How a Cap on Deductions Might Work
Update: Clint Stretch at Capital Gains and Games sketches out possibilities for base broadening in Gov. Romney's plan.
This week, Republican presidential candidate Mitt Romney's campaign floated the idea of having a $17,000 cap on itemized deductions as a way to pay for his proposed rate cuts. While not necessarily endorsed by Governor Romney, this policy represents the largest step he has taken so far to specify the kind of base-broadening measures he would undertake to make his tax reform plan revenue-neutral, as he intends. He reiterated that approach at the first presidential debate last night, although he declined to pin down a specific number for the cap:
I want to bring down the tax burden on middle-income families. And I'm going to work together with Congress to say, OK, what -- what are the various ways we could bring down deductions, for instance? One way, for instance, would be to have a single number. Make up a number, $25,000, $50,000. Anybody can have deductions up to that amount. And then that number disappears for high-income people.

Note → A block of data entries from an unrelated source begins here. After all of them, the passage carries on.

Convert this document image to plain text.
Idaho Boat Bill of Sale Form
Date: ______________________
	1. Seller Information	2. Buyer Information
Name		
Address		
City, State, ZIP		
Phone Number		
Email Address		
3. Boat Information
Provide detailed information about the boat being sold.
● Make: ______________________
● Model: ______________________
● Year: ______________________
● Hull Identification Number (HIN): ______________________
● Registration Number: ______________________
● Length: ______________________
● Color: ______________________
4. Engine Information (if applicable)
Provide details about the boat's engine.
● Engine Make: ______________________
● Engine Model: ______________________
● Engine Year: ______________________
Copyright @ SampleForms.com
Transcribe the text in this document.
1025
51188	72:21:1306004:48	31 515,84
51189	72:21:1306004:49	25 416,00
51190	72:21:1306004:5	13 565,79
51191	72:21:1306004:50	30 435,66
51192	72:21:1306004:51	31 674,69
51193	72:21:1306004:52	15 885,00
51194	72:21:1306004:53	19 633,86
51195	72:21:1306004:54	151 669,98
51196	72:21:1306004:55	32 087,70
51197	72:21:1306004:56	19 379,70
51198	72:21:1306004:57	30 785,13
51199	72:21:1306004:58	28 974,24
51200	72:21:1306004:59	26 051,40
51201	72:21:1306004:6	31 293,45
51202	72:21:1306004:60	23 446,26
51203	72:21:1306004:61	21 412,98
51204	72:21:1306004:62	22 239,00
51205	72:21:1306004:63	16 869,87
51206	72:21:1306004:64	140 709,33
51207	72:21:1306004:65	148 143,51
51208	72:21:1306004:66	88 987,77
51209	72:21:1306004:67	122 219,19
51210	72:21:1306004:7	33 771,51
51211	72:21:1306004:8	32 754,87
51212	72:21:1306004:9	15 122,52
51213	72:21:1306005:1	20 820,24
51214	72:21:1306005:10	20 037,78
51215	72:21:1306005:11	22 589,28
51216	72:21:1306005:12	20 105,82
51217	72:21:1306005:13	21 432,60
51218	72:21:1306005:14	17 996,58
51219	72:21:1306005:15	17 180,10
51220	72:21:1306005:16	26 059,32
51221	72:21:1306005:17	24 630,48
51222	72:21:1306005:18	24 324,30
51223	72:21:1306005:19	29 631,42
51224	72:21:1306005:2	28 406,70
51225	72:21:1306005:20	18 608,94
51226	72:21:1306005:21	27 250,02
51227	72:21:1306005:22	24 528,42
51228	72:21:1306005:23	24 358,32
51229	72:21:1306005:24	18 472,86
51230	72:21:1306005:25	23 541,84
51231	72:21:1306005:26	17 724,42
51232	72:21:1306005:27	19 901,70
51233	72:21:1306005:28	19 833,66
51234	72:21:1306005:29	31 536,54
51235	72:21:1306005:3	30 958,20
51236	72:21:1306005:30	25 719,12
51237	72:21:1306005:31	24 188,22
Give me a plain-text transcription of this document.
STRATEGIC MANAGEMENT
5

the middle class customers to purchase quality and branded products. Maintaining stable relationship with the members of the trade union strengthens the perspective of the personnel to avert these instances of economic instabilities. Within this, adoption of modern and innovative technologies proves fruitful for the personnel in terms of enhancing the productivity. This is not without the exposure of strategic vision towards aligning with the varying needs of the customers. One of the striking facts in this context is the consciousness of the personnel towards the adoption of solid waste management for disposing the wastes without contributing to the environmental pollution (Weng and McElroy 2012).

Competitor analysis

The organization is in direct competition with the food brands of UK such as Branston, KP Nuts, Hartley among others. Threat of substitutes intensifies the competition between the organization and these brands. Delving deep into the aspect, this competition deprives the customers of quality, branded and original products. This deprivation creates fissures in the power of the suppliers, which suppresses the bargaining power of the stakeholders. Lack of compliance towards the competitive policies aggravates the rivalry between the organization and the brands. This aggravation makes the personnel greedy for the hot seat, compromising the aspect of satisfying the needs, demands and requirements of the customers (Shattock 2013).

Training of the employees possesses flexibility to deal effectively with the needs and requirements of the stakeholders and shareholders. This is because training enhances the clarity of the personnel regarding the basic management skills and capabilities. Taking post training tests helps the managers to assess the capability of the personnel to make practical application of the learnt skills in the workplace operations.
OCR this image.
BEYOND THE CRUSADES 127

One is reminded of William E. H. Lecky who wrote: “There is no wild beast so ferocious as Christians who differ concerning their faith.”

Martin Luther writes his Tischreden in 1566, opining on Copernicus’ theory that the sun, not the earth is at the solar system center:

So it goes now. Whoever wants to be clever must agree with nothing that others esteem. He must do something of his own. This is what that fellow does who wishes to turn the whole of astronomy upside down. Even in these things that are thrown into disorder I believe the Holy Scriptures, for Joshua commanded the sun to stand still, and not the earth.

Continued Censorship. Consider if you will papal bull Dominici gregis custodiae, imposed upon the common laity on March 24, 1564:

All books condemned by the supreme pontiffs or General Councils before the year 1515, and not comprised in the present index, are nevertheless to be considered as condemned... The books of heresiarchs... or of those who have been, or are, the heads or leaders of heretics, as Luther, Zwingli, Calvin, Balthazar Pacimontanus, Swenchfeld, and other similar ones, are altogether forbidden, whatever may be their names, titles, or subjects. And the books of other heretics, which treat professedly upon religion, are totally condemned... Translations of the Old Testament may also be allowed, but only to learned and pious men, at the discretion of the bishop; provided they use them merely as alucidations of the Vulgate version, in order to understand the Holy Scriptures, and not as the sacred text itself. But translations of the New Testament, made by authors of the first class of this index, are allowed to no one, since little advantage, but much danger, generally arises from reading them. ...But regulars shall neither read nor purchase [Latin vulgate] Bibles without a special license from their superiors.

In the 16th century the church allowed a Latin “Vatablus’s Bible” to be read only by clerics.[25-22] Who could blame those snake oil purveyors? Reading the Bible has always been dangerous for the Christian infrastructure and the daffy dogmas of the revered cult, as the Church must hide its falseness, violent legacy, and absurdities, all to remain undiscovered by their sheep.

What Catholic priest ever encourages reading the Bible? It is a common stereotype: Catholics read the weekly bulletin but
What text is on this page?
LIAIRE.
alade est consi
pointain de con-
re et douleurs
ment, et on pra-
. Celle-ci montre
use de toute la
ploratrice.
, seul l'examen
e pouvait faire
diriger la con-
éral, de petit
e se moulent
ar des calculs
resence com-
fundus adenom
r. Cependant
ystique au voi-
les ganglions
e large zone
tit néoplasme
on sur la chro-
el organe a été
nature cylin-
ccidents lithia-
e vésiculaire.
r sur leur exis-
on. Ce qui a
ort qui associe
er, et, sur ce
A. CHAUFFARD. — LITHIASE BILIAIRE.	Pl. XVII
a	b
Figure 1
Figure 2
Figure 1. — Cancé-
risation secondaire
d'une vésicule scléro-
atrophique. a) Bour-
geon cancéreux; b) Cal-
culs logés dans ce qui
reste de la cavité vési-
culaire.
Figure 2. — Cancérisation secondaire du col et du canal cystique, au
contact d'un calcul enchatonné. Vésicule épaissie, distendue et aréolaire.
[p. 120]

This approach is somewhat similar to the Feldstein-MacGuineas approach of reducing tax expenditures, which would limit the value of certain tax preferences to two percent of adjusted gross income. One difference is that it appears this option would limit the amount deducted, rather than the value of the deduction. Thus, a $17,000 limit would limit the value of those deductions to $2,550 for someone in the 15 percent bracket and $5,950 for someone in the 35 percent bracket (although he appears to indicate in the quotation above that the limit would wind down for high-income earners).
Beyond that original proposal, a Bloomberg article appears to have the most detailed fleshing out of this possibility so far. The article quotes a Romney aide as saying that the approach would actually involve three caps: one for itemized deductions and credits, one for the exclusion for employer-paid health insurance premiums, and one for personal exemptions. It is not clear how one would design a single cap for deductions and credits based on the "amount-deducted approach" since a $1,000 credit and $1,000 deduction do not have the same value; however, such an approach could be designed in theory.
In terms of the personal exemptions and health exclusion, there are a number of possible options. As an example, prior to 2010, the tax code contained a phaseout of personal exemptions for high-income earners known as PEP. It was repealed by the 2001 tax cuts and is scheduled to return in 2013 when the tax cuts expire. On the health side, one proposal is to cap the level of premiums that may be excluded at the 75th percentile in terms of cost, as Simpson-Bowles proposed.
In terms of revenue raised from these caps, it depends on the details, but it would likely be very significant and progressive. Almost all high earners currently itemize more than $17,000 of deductions; in fact, the average itemizer deducted $26,000 in 2011 (and $174,000 for the top 1 percent). However, it is not clear whether this proposal would generate enough revenue or enough progressivity to offset Gov. Romney's tax cuts. As more information becomes available, we will provide additional analysis.
It's encouraging to see more specifics from any candidate running for office that will have an impact on our fiscal future. Details that Gov. Romney continues to provide on base-broadening measures in his tax reform plan will be key to its fiscal viability.